Reputation: 45
I am learning regular expressions (c#) working in RegexBuddy (love it). I have been to trying to parse names with a very specific pattern. I know it cannot be made perfect, but I think am very close to what I want to accomplish.
Assumptions:
Here is my regex so far (using a few of the last-name prefixes):
^(?<first>[ A-Z]+?) (?<last>(?<pfx>(?:(?:EL|DE|LA) )*)[A-Z\-]+?)$
Which works well (capturing first, last and last-name-prefix) with:
JOHN SMITH
JOHN JAY SMITH
JOHN JAYEL SMITH
JOHN JAY SMITH-JONES
JOHN JAY JIMMY SMITH JONES -- only "JONES" is in the last name, which is okay for this exercise
JOHN JAY EL AMIN
JOHN JAY DE LA HOYA -- "DE LA HOYA" is the last name
JOHN JAY EL -- a case where "EL" is actually the last name
JOHN EL AMIN
But fails on these two which have multi-part last names following the last name prefix (only the last word is captured in the lastname field):
JOHN JAY EL GHAMRY SABE
CICERO JOSE TORRES DE AMORIM SILVA
SO... 2 questions:
Upvotes: 2
Views: 1898
Reputation: 1473
You can use negative lookahead to assert that the next 'middle name' you are matching is not one of the prefixes for the last name:
^(?<first>[A-Z]+(?:\s+(?!(?:EL|DE|LA)\s)[A-Z]+)*)\s+(?<last>[A-Z]+(?:(?:-|\s+)[A-Z]+)*)$
Also note that I changed the explicit use of spaces to \s
, which is considered good practice, because most RegEx engines can be set to ignore whitespace completely to be able to format the expressions more nicely. In my RegEx I sticked to the syntax used by your program, even though the use of (?P<group_name>)
is probably more common.
I just saw that while fixing the mistakes I made, you introduced enormous overhead in the execution of the RegEx. Originally my expression worked as you intended, but it included the space between the last middle name and the last name in the group of the first name, in an attempt to fix this I slightly changed the expression, which fixed the space problem, but I did not rerun all the tests and the name association went by unnoticed by me. And I honestly just read over the last name separated by hyphens part - even though this is obviously extremely easy to fix ;)
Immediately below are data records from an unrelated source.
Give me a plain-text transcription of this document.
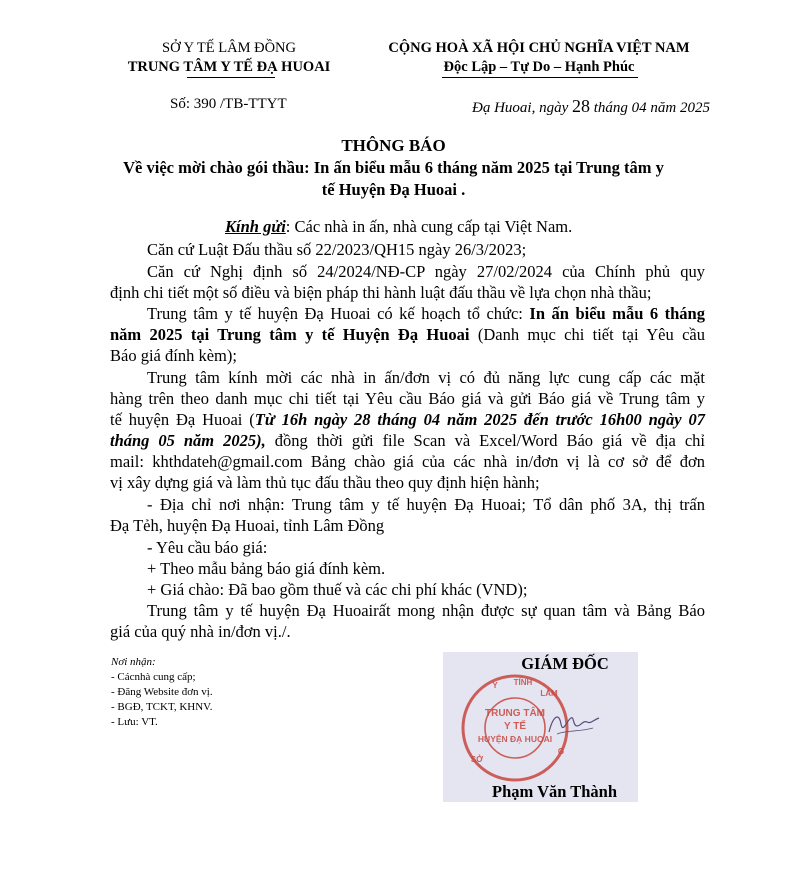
SỞ Y TẾ LÂM ĐỒNG
TRUNG TÂM Y TẾ ĐẠ HUOAI
CỘNG HOÀ XÃ HỘI CHỦ NGHĨA VIỆT NAM
Độc Lập – Tự Do – Hạnh Phúc
Số: 390 /TB-TTYT	Đạ Huoai, ngày 28 tháng 04 năm 2025
THÔNG BÁO
Về việc mời chào gói thầu: In ấn biểu mẫu 6 tháng năm 2025 tại Trung tâm y
tế Huyện Đạ Huoai .
Kính gửi: Các nhà in ấn, nhà cung cấp tại Việt Nam.
Căn cứ Luật Đấu thầu số 22/2023/QH15 ngày 26/3/2023;
Căn cứ Nghị định số 24/2024/NĐ-CP ngày 27/02/2024 của Chính phủ quy
định chi tiết một số điều và biện pháp thi hành luật đấu thầu về lựa chọn nhà thầu;
Trung tâm y tế huyện Đạ Huoai có kế hoạch tổ chức: In ấn biểu mẫu 6 tháng
năm 2025 tại Trung tâm y tế Huyện Đạ Huoai (Danh mục chi tiết tại Yêu cầu
Báo giá đính kèm);
Trung tâm kính mời các nhà in ấn/đơn vị có đủ năng lực cung cấp các mặt
hàng trên theo danh mục chi tiết tại Yêu cầu Báo giá và gửi Báo giá về Trung tâm y
tế huyện Đạ Huoai (Từ 16h ngày 28 tháng 04 năm 2025 đến trước 16h00 ngày 07
tháng 05 năm 2025), đồng thời gửi file Scan và Excel/Word Báo giá về địa chỉ
mail: khthdateh@gmail.com Bảng chào giá của các nhà in/đơn vị là cơ sở để đơn
vị xây dựng giá và làm thủ tục đấu thầu theo quy định hiện hành;
- Địa chỉ nơi nhận: Trung tâm y tế huyện Đạ Huoai; Tổ dân phố 3A, thị trấn
Đạ Tẻh, huyện Đạ Huoai, tỉnh Lâm Đồng
- Yêu cầu báo giá:
+ Theo mẫu bảng báo giá đính kèm.
+ Giá chào: Đã bao gồm thuế và các chi phí khác (VND);
Trung tâm y tế huyện Đạ Huoairất mong nhận được sự quan tâm và Bảng Báo
giá của quý nhà in/đơn vị./.
Nơi nhận:
- Cácnhà cung cấp;
- Đăng Website đơn vị.
- BGĐ, TCKT, KHNV.
- Lưu: VT.
GIÁM ĐỐC
TRUNG TÂM
Y TẾ
HUYỆN ĐẠ HUOAI
Y TỈNH
LÂM
G
SỞ
Phạm Văn Thành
Back to my main point: While you made the RegEx function as intended your version uses lookahead after every character of the first name - even though it is only necessary after every space! And because lookahead is an extremely costly operation this makes the RegEx a lot slower.
I fixed the RegEx myself - in a way that preserves the low number of lookahead operations - and while I was at it also improved the last name part, because I figured hyphens should only occur between letters and not anywhere, i.e. not as the last character or between spaces. And space should obviously not be the last character, either.
To prove that my RegEx (the original and my fixed one at least) doesn't have bad performance at all I ran some benchmarks and unit tests. You can download the code here if you want to run the tests yourself to make sure I didn't cheat ;) The tests are written in Python, but the results should be similar in other RegEx engines.
Timing RegEx by Ron Rosenfeld (^(?P<First>(?:[-A-Z\s](?!\b(?:DE\sLA|EL|DE|LE)\b))+)\s+(?P<Last>\b[-A-Z\s]+)$):
=====================
* Took 0.159s to run test case "JOHN SMITH" 100000 times.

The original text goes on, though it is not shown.